5laHomily for Mass – Fifth Sunday of Lent (Year A)

(Saint John Fisher Church, Tarragindi: Sunday 9:00am & Mary Immaculate Church, Annerley: Sunday 5:00pm)

6 April 2014

(Readings: Ezek 37:12-14; Ps 129; Rom 8:8-11; Jn 11:1-45)

We all have people we are praying for: “Lazarus-es” of one type or another: someone who is sick for whom we’re asking for health; someone who is suffering some affliction, for whom we’re asking release; someone who is in the grip of their own bad choices, for whom we’re praying that they’ll see the light and come to their senses. As we pray, sometimes we wonder if our prayers will do anything. God appears to be slow, sometimes. Is our prayer doing anything?

The sisters, Martha and Mary, sent word to Jesus that their brother Lazarus was ill – and clearly seriously ill, because he died. And yet, Jesus didn’t come for two more days. It’s not always clear to us – at least not yet – why God seems to delay; or that our prayers aren’t answered in the way we ask, when we ask.

Probably the pinnacle of this Gospel text today are the words that provide the shortest verse of the Bible: “Jesus wept.” Much has been written about these two words, because they say so much about Christ – about God becoming one of us – the Word becoming flesh. The Byzantine Liturgy acclaims: “Thou hast wept over Lazarus as a man, and Thou hast raised him as God” (1). Saint Bernard puts it beautifully: God became man in order “to know what it is to be man, from the inside. God became man in order to experience our condition, our life, from the inside: to know our joys and sorrows as we know them” (1). And, so on that day after Lazarus had died, God knew, from the inside, what it means to weep for a friend, to grieve, to sorrow for one who was alive and is dead. And so when we experience these things, we can remember that God is not just watching, sympathizing from afar, God knows, literally. He knows exactly how we feel.

Jesus weeping doesn’t really answer anything. It doesn’t give us an answer to ‘why?’ – ‘why did this happen?’ ‘why did God allow this to happen?’ But it helps us to realize that grief is truly the price we pay for love – a price that God himself has paid.

Other Christian writers have referred to Christ as “our very human Redeemer.” And as such, it means we can come close to Jesus. He knows our life from the inside: its joys, its sufferings, even its temptations. He knows. And so we should never be afraid of coming to him. But at the same time, we realize that this very human Redeemer is God: God who has the power to raise from the dead! And so, when we come to Jesus in illness, we know that he can give us healing. When we come to Jesus in temptation, he can give us power and strength. When we come to Jesus when we are in the death of sin, he can bring us to life again with his mercy and forgiveness!

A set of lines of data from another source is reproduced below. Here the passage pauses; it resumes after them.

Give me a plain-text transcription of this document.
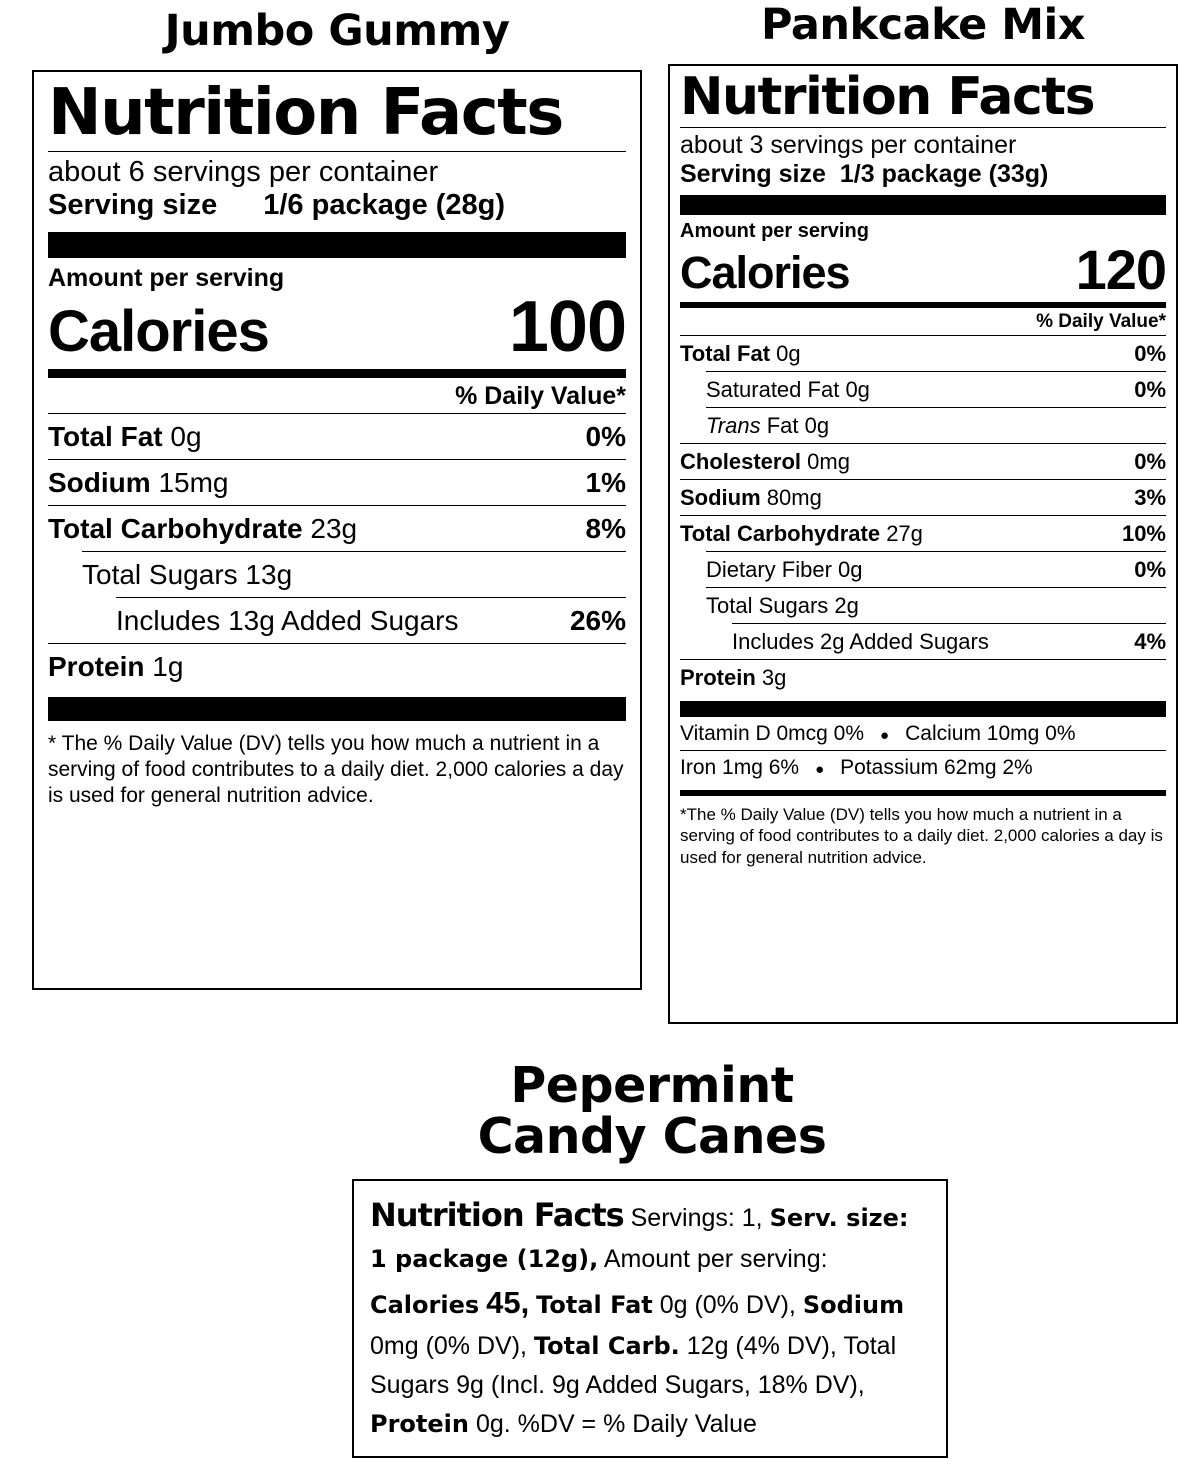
Jumbo Gummy
Nutrition Facts
about 6 servings per container
Serving size 1/6 package (28g)
Amount per serving
Calories	100
% Daily Value*
Total Fat 0g	0%
Sodium 15mg	1%
Total Carbohydrate 23g	8%
Total Sugars 13g
Includes 13g Added Sugars	26%
Protein 1g
* The % Daily Value (DV) tells you how much a nutrient in a serving of food contributes to a daily diet. 2,000 calories a day is used for general nutrition advice.
Pankcake Mix
Nutrition Facts
about 3 servings per container
Serving size 1/3 package (33g)
Amount per serving
Calories	120
% Daily Value*
Total Fat 0g	0%
Saturated Fat 0g	0%
Trans Fat 0g
Cholesterol 0mg	0%
Sodium 80mg	3%
Total Carbohydrate 27g	10%
Dietary Fiber 0g	0%
Total Sugars 2g
Includes 2g Added Sugars	4%
Protein 3g
Vitamin D 0mcg 0% ● Calcium 10mg 0%
Iron 1mg 6% ● Potassium 62mg 2%
*The % Daily Value (DV) tells you how much a nutrient in a serving of food contributes to a daily diet. 2,000 calories a day is used for general nutrition advice.
Pepermint
Candy Canes
Nutrition Facts Servings: 1, Serv. size: 1 package (12g), Amount per serving: Calories 45, Total Fat 0g (0% DV), Sodium 0mg (0% DV), Total Carb. 12g (4% DV), Total Sugars 9g (Incl. 9g Added Sugars, 18% DV), Protein 0g. %DV = % Daily Value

As we contemplate this ‘very human Redeemer’, its good for us to feel that connection with Jesus – to know that he understands what we might be going through. It’s good for us to feel that connection because in less than two weeks we’ll be celebrating the mystery of Christ’s passion, death and resurrection. It’s important that we realize that this isn’t just a remembrance of something that happened two millennia ago – a nice tale retold for its moral lessons. No, we feel that connection to our ‘very human Redeemer’ because the mystery of his death and resurrection – the Paschal mystery – is something that we live every day.

We who are baptized into Christ are baptized into his life, death and resurrection. What is true of Christ in his human body is true of us in his body the Church. The pattern of his death and resurrection is the pattern of our lives – not just an idea, or an historical reality just for Jesus many years ago – but as the very mystery of our own lives too.

=== +++ ===

(1) Aidan Nichols OP, Year of the Lord’s Favour: A Homiliary for the Roman Liturgy, volume 2, p. 135-137.